Danke, Burghard! Grüne Mamba passt, giftig scharf ist es auf jeden Fall. :) Ja, Herbert, das Griffmaterial hat mich neugierug gemacht. Ich finde die feinen, in Kunststoff eingebetteten, Alu-Netze spannend. Je nach Lichteinfall, ergeben sich durch den transparenten Kunststoff, in Verbindung mit dem Alu, tolle Effekte. Das Material lässt sich super bearbeiten, hat Spaß gemacht.

Gruß
Matthias
 
Ich gehe mal nicht auf die Messer ein sondern auf die Wärmebehandlung. Ich sehe den wirklich sehr guten Bericht erst jetzt. Dieses Verhalten der Wolframstähle mit zunehmender Glühdauer dann WC ( die Abkürzung ist dann irgendwie Programm ;-) ) zu bilden mit der Bindung des Kohlenstoffs ist bekannt. Subjektive Effekte sind: Feilbarkeit nach dem Härten ( Feile wird trotzdem stumpf) und Bohrer kommt trotzdem nicht durch. Aus dem Grunde sollte man beim 2442 immer zunächst ein Lösungsglühen bei den beschriebenen 1050° einplanen. Besonders natürlich auch, wenn man den Stahl im Damast verwendet. Nach dem Lösungsglühen dann ein schnelles, mehrmaliges Normalisieren zur Kornfeinung und dann NICHT so lange weichglühen ( nicht im Ofen abkühlen lassen) sondern versuchen noch langsam unter den Umwandlungspunkt bringen und dann in Asche vergleichsweise schnell abkühlen. Ich härte dann bei 830 ° und die Feile rutscht.

Ich möchte da nicht als Klugscheiss… gelten aber da man nicht weiß, was im Herstellerwerk passiert ist, mache ich das Lösungsglühen als Standard schon seit Jahren.
 
Danke, für deine Hinweise zur Wärmebehandlung. Bisher habe ich die Stähle wie geliefert bearbeitet, meistens ist das auch gut gegangen.

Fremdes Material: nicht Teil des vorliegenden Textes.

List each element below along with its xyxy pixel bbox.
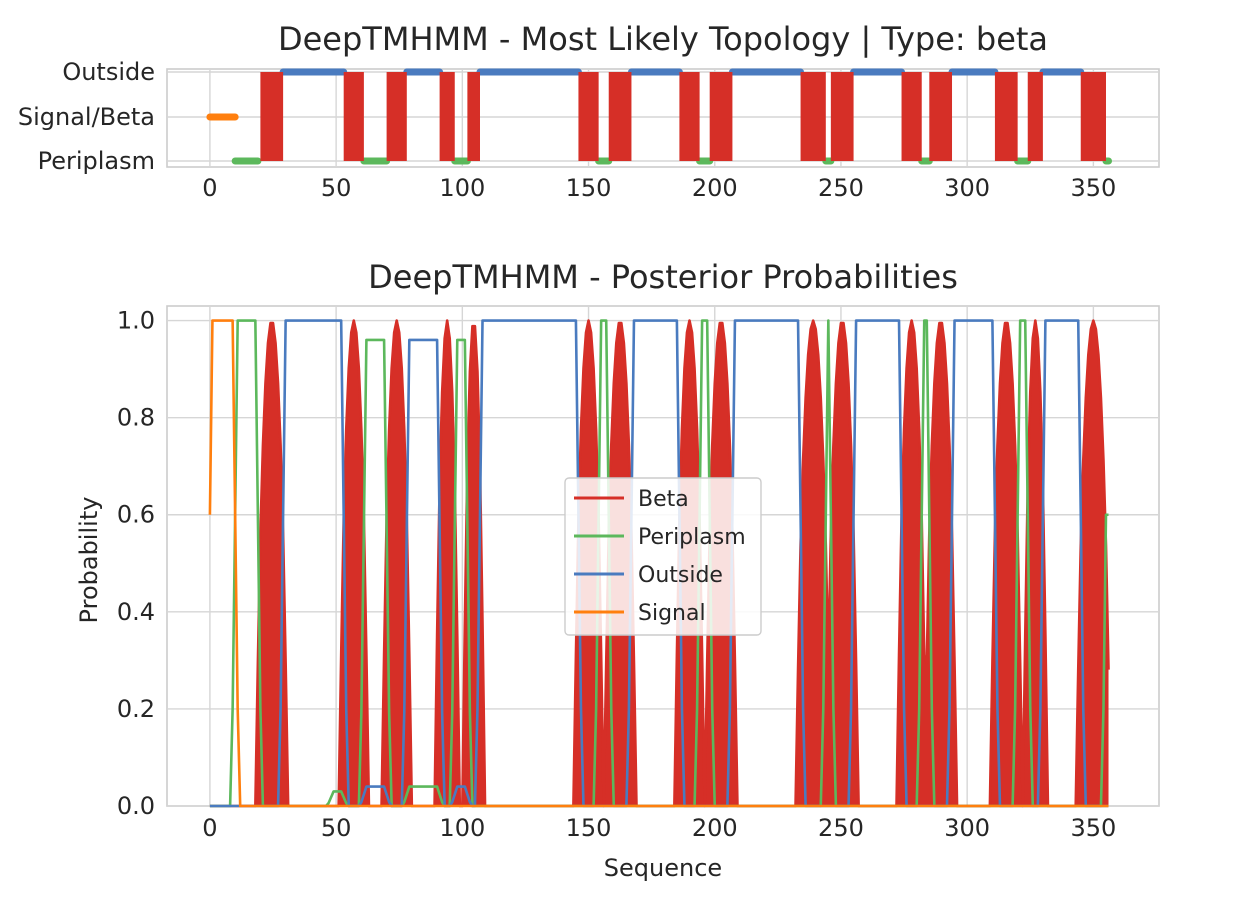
topology-segment-beta <box>1080 72 1106 161</box>
posterior-x-tick-label: 350 <box>1070 814 1116 842</box>
topology-x-tick-label: 300 <box>944 174 990 202</box>
topology-segment-beta <box>439 72 455 161</box>
topology-panel: 0 50 100 150 200 250 300 350 Outside Signal/Beta… <box>18 20 1160 202</box>
posterior-x-tick-label: 200 <box>692 814 738 842</box>
posterior-y-tick-label: 0.0 <box>117 792 155 820</box>
topology-segment-beta <box>709 72 733 161</box>
topology-segment-beta <box>608 72 632 161</box>
posterior-x-tick-label: 300 <box>944 814 990 842</box>
posterior-y-tick-label: 0.2 <box>117 695 155 723</box>
legend-label-beta: Beta <box>638 487 689 512</box>
topology-segment-beta <box>386 72 407 161</box>
topology-y-ticks: Outside Signal/Beta Periplasm <box>18 58 155 175</box>
posterior-x-tick-label: 100 <box>439 814 485 842</box>
topology-segment-beta <box>901 72 922 161</box>
topology-x-tick-label: 0 <box>202 174 217 202</box>
legend-label-periplasm: Periplasm <box>638 525 746 550</box>
topology-x-tick-label: 250 <box>818 174 864 202</box>
posterior-y-tick-label: 0.4 <box>117 598 155 626</box>
topology-segment-beta <box>830 72 854 161</box>
posterior-y-tick-label: 1.0 <box>117 307 155 335</box>
topology-segment-beta <box>929 72 953 161</box>
posterior-x-tick-label: 0 <box>202 814 217 842</box>
topology-title: DeepTMHMM - Most Likely Topology | Type:… <box>278 20 1048 58</box>
topology-segment-beta <box>578 72 599 161</box>
posterior-y-ticks: 0.0 0.2 0.4 0.6 0.8 1.0 <box>117 307 155 820</box>
topology-x-tick-label: 100 <box>439 174 485 202</box>
posterior-y-tick-label: 0.8 <box>117 404 155 432</box>
posterior-x-axis-label: Sequence <box>604 854 722 882</box>
topology-segment-beta <box>343 72 364 161</box>
topology-segment-beta <box>679 72 700 161</box>
posterior-marks <box>208 319 1110 808</box>
posterior-y-axis-label: Probability <box>75 497 103 624</box>
topology-x-tick-label: 50 <box>321 174 352 202</box>
topology-segment-beta <box>800 72 826 161</box>
posterior-x-tick-label: 250 <box>818 814 864 842</box>
posterior-x-tick-label: 150 <box>566 814 612 842</box>
posterior-panel: 0 50 100 150 200 250 300 350 0.0 0.2 0.4 0.6 0.8 1.0… <box>75 258 1160 882</box>
legend-label-outside: Outside <box>638 563 723 588</box>
topology-x-tick-label: 350 <box>1070 174 1116 202</box>
topology-x-tick-label: 200 <box>692 174 738 202</box>
legend-label-signal: Signal <box>638 601 706 626</box>
posterior-title: DeepTMHMM - Posterior Probabilities <box>368 258 958 296</box>
legend-box <box>564 477 762 636</box>
legend-items: Beta Periplasm Outside Signal <box>574 487 746 626</box>
posterior-x-ticks: 0 50 100 150 200 250 300 350 <box>202 814 1116 842</box>
topology-marks <box>206 68 1113 165</box>
topology-segment-beta <box>260 72 284 161</box>
topology-segment-beta <box>467 72 480 161</box>
posterior-y-tick-label: 0.6 <box>117 501 155 529</box>
topology-x-ticks: 0 50 100 150 200 250 300 350 <box>202 174 1116 202</box>
posterior-x-tick-label: 50 <box>321 814 352 842</box>
topology-segment-beta <box>1027 72 1043 161</box>
topology-y-tick-label: Signal/Beta <box>18 103 155 131</box>
posterior-line-signal <box>208 319 1109 808</box>
topology-x-tick-label: 150 <box>566 174 612 202</box>
topology-segment-beta <box>994 72 1018 161</box>
topology-y-tick-label: Outside <box>62 58 155 86</box>
legend: Beta Periplasm Outside Signal <box>564 477 762 636</box>
topology-y-tick-label: Periplasm <box>38 147 155 175</box>
topology-plot-area <box>166 68 1160 168</box>
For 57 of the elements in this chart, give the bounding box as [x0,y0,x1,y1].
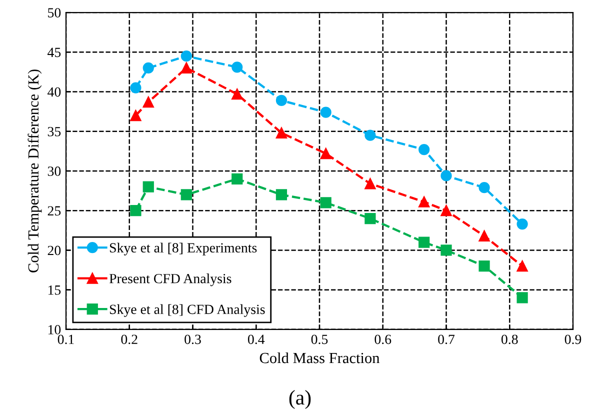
y-axis-title: Cold Temperature Difference (K) [28,70,42,272]
point [364,212,376,224]
y-tick-label: 25 [48,206,61,216]
point [320,106,332,118]
point [276,94,288,106]
point [180,50,192,62]
point [478,182,490,194]
y-tick-label: 35 [48,126,61,136]
legend-label: Present CFD Analysis [109,274,232,286]
y-tick-label: 20 [48,246,61,256]
point [478,260,490,272]
point [276,189,288,200]
y-tick-label: 30 [48,166,61,176]
point [232,173,243,184]
point [440,205,452,216]
y-tick-label: 45 [48,48,61,58]
x-tick-label: 0.3 [184,334,201,344]
point [320,197,332,208]
point [516,292,528,304]
point [142,96,154,108]
point [232,88,243,100]
point [142,62,154,74]
legend-label: Skye et al [8] Experiments [110,242,257,256]
y-tick-label: 40 [48,87,61,97]
x-tick-label: 0.6 [374,334,392,344]
x-tick-label: 0.7 [438,334,455,344]
point [418,144,430,156]
point [418,236,430,248]
text: (a) [289,390,311,409]
legend-label: Skye et al [8] CFD Analysis [110,304,265,317]
y-tick-label: 10 [48,325,61,334]
y-tick-label: 15 [48,285,61,295]
point [232,62,243,73]
point [364,178,376,190]
point [440,244,452,256]
x-tick-label: 0.4 [248,334,265,344]
x-tick-label: 0.2 [121,334,138,344]
point [180,62,192,74]
x-tick-label: 0.1 [58,334,74,344]
point [142,181,154,192]
point [478,230,490,242]
x-axis-title: Cold Mass Fraction [260,352,380,364]
x-tick-label: 0.9 [564,334,582,344]
point [180,189,192,200]
x-tick-label: 0.5 [311,334,328,344]
point [364,130,376,141]
point [130,205,142,216]
point [440,170,452,182]
point [516,260,528,272]
point [130,82,142,94]
point [276,127,288,138]
x-tick-label: 0.8 [501,334,518,344]
point [130,110,142,122]
y-tick-label: 50 [48,8,61,18]
point [320,148,332,160]
point [418,196,430,208]
point [516,218,528,230]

Nach dem Erlebnis mit dem Wolfram Spezial und der Beschreibung deiner Vorgehensweise, werde ich mich dieser anschließen, da sich dieser Mehraufwand auf jeden Fall lohnt.

Gruß
Matthias
 
Eine Frage bezüglich der Härtetemperatur des Wolfram Special bzw. 1.2442.
Larrin empfiehlt in seinem Buch "Knife Engineering" eine Härtetemperatur für den 1.2442 von unter 800°C, aber dafür mit längerer Haltezeit. Sein Argument ist der hohe C Gehalt des Stahls, der bei hohen Austenisierungstemperaturen in Lösung geht, was zu einer verminderten Zähigkeit führt (wenn ich die Argumentation richtig im Kopf habe - ich kann leider momentan nicht nachschlagen da ich gerade ein paar Zeitzonen entfernt bin).

Bei den letzten Messern habe ich das von Larrin empfohlene Protokoll mit 795°C angewendet. Glasritztest hat problemlos funktioniert.

Wie bewertet Ihr diese Härtetemperaturempfehlung für den 1.2442, bzw. analog für den Wolfram Special?

Viele Grüße
Olaf
 
Eine Frage bezüglich der Härtetemperatur des Wolfram Special bzw. 1.2442.
Larrin empfiehlt in seinem Buch "Knife Engineering" eine Härtetemperatur für den 1.2442 von unter 800°C, aber dafür mit längerer Haltezeit. Sein Argument ist der hohe C Gehalt des Stahls, der bei hohen Austenisierungstemperaturen in Lösung geht, was zu einer verminderten Zähigkeit führt (wenn ich die Argumentation richtig im Kopf habe - ich kann leider momentan nicht nachschlagen da ich gerade ein paar Zeitzonen entfernt bin).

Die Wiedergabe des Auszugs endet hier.